The `serve` command should print out the port to view the docs at, likely localhost:8000.

# Updating production

- Push to the release branch of the github repository:
- `git checkout main`
- `git pull origin main`
- `git checkout release`
- `git merge main`
- `git push origin release`
- Wait for the release images [to be built](https://github.com/openzim/wp1/actions/workflows/publish.yml)
- Log in to the box that contains the production docker images. It is
called mwcurator.
- `cd /data/code/wp1/`
- `sudo git pull origin main`
- Pull the docker images from docker hub:
- `sudo docker pull ghcr.io/openzim/wp1-workers:release`
- `sudo docker pull ghcr.io/openzim/wp1-web:release`
- `sudo docker pull ghcr.io/openzim/wp1-frontend:release`
- Run docker-compose to bring the production images online.
- `sudo docker-compose up -d`
- Run the production database migrations in the worker container:
- `sudo docker exec -ti -e PYTHONPATH=app wp1bot-workers yoyo -c /usr/src/app/db/production/yoyo.ini apply`

# Pre-commit hooks

This project is configured to use git pre-commit hooks managed by the
Python program `pre-commit` ([website](https://pre-commit.com/)). Pre-
commit checks let us ensure that the code is properly formatted with
[yapf](https://github.com/google/yapf) amongst other things.

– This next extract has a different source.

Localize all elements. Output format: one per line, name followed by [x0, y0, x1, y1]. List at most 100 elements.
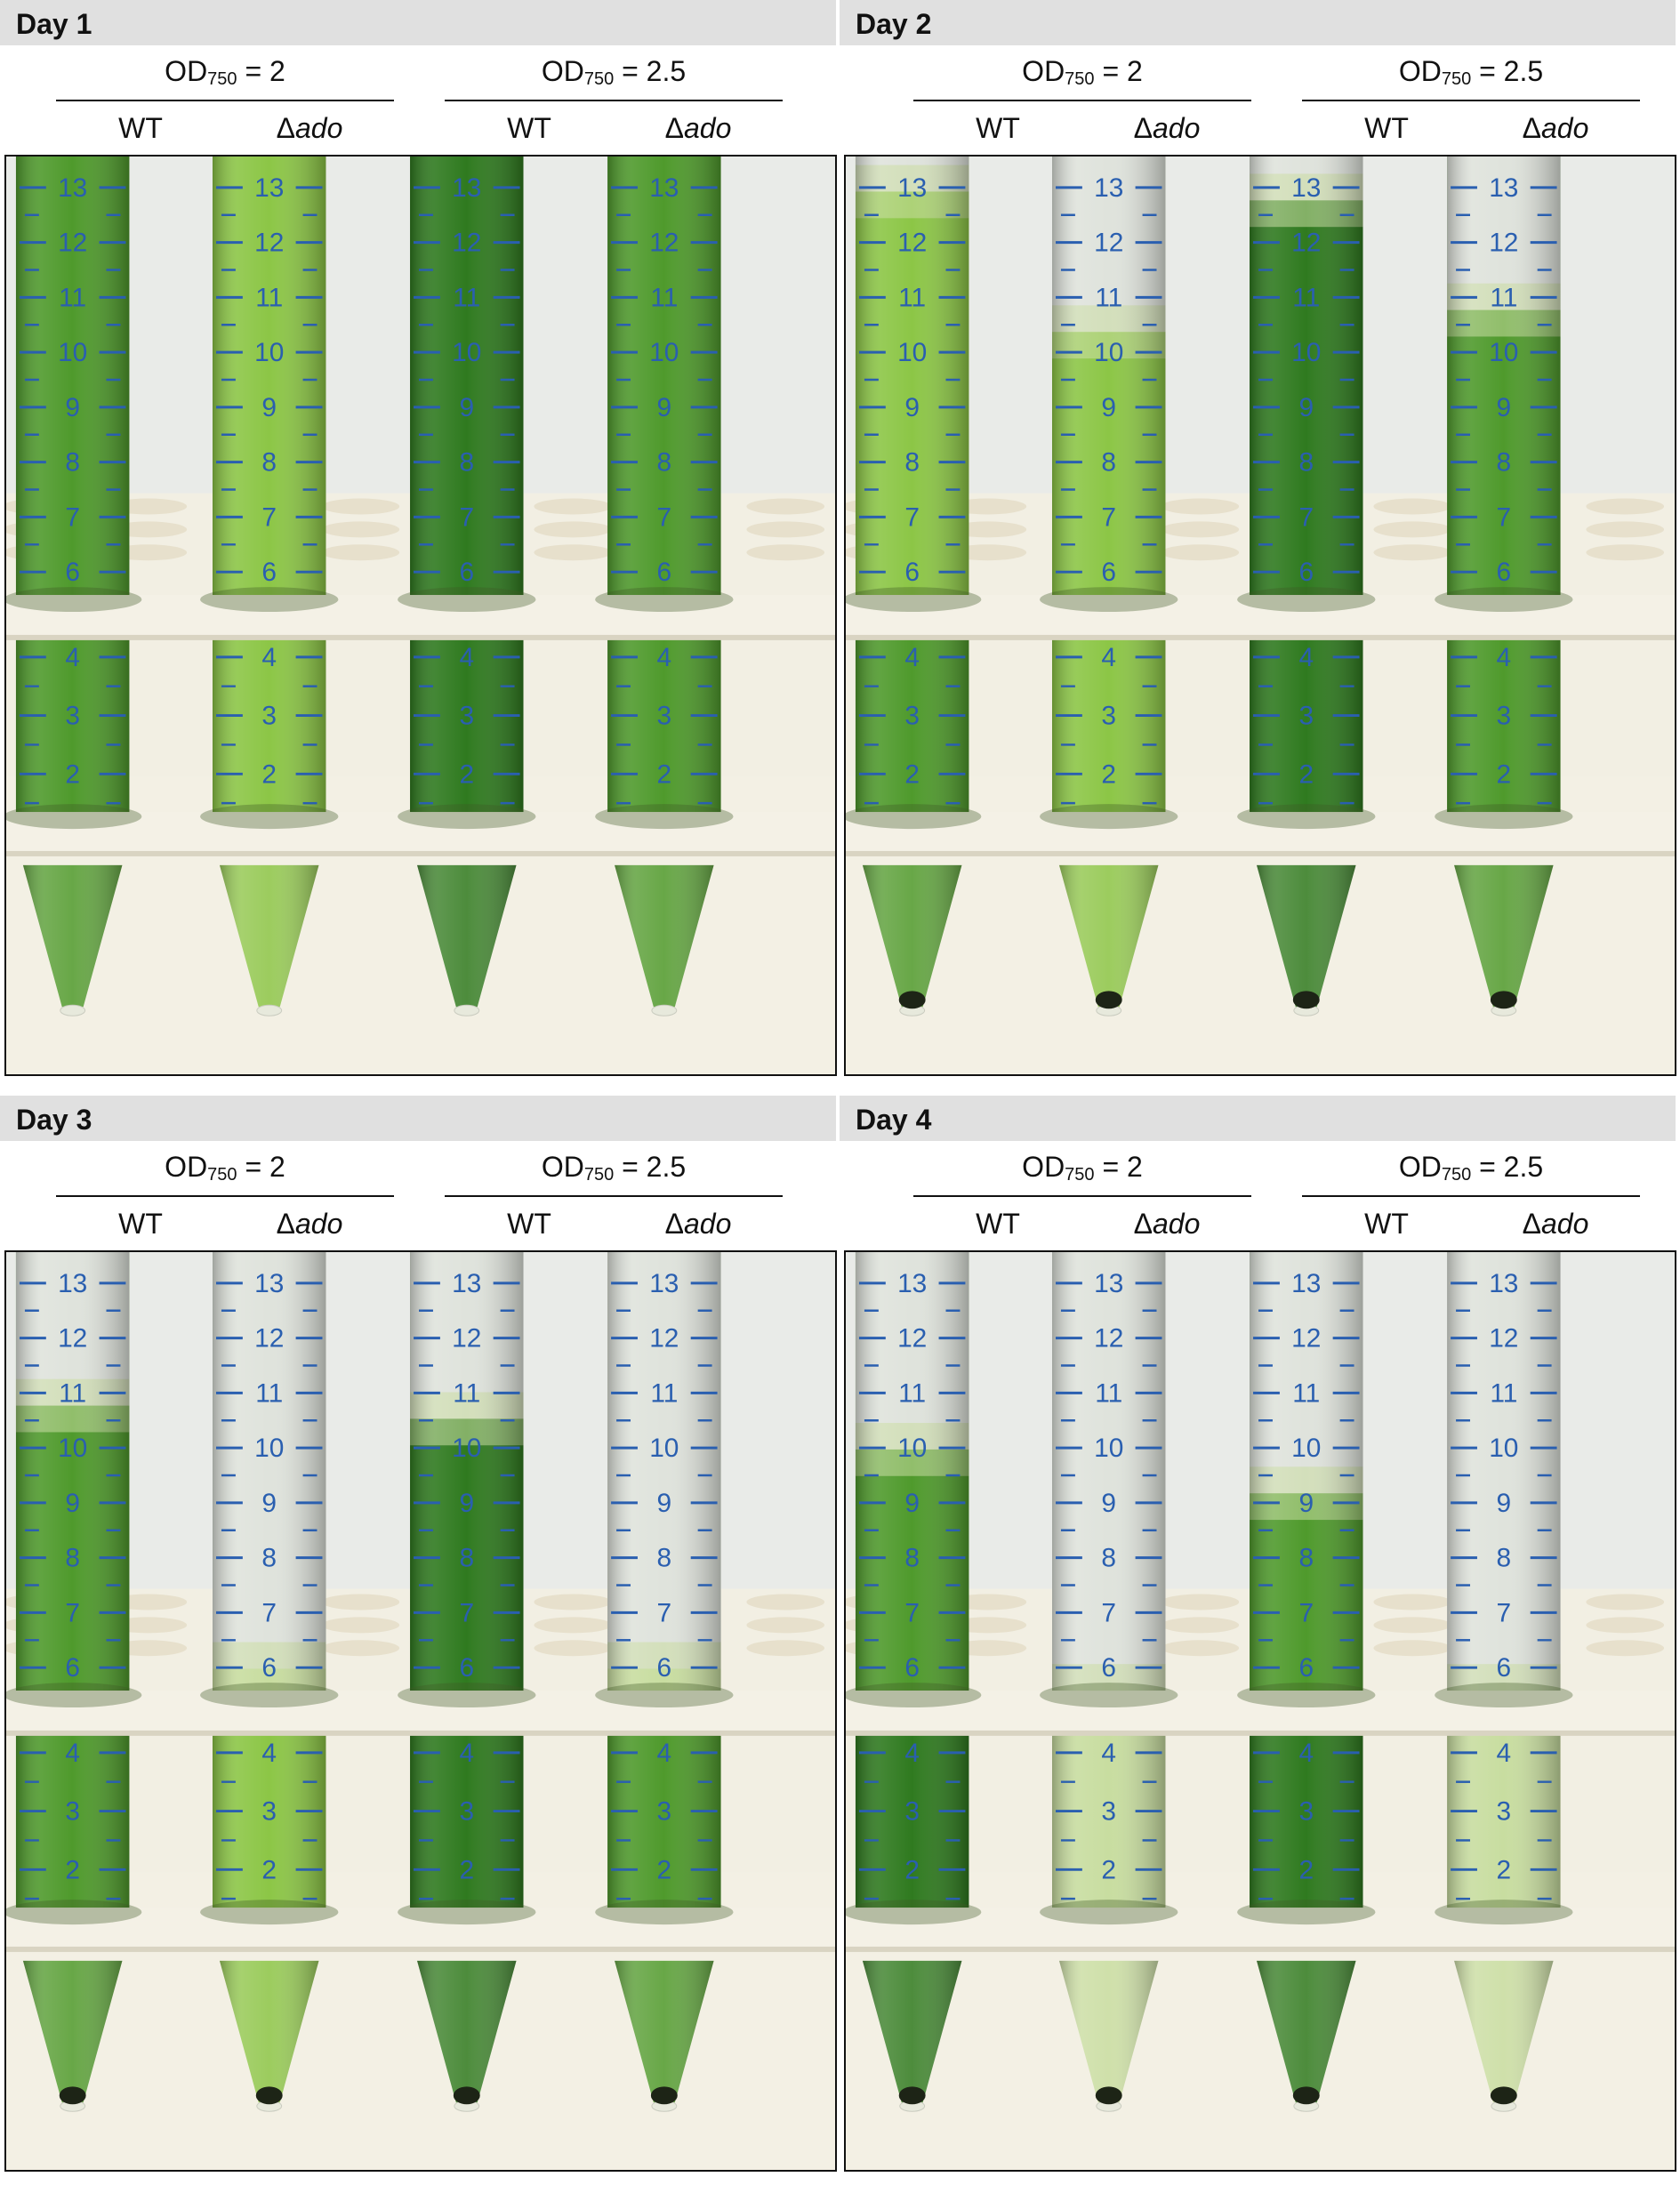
culture-tube: 13 12 11 10 9 8 7 6 4 3 2 [15, 157, 130, 1016]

If you've installed the requirements for this repository, the pre-commit
binary should be available to you. To install the hooks, use:

```bash
pre-commit install
```

Then, when you try to commit a change that would fail pre-commit, you get:

```
(venv) host:wikimedia_wp1_bot audiodude$ git commit -am 'Test commit'
Trim Trailing Whitespace.................................................Passed
Fix End of Files.........................................................Passed
yapf.....................................................................Failed
hookid: yapf
```

From there, the pre-commit hook will have modified and thus unstaged some or all
of the files you were trying to commit. Look through the changes to make sure
they are sane, then re-add them with git add, before trying your commit again.

# License

GPLv2 or later, see [LICENSE](LICENSE) for more details.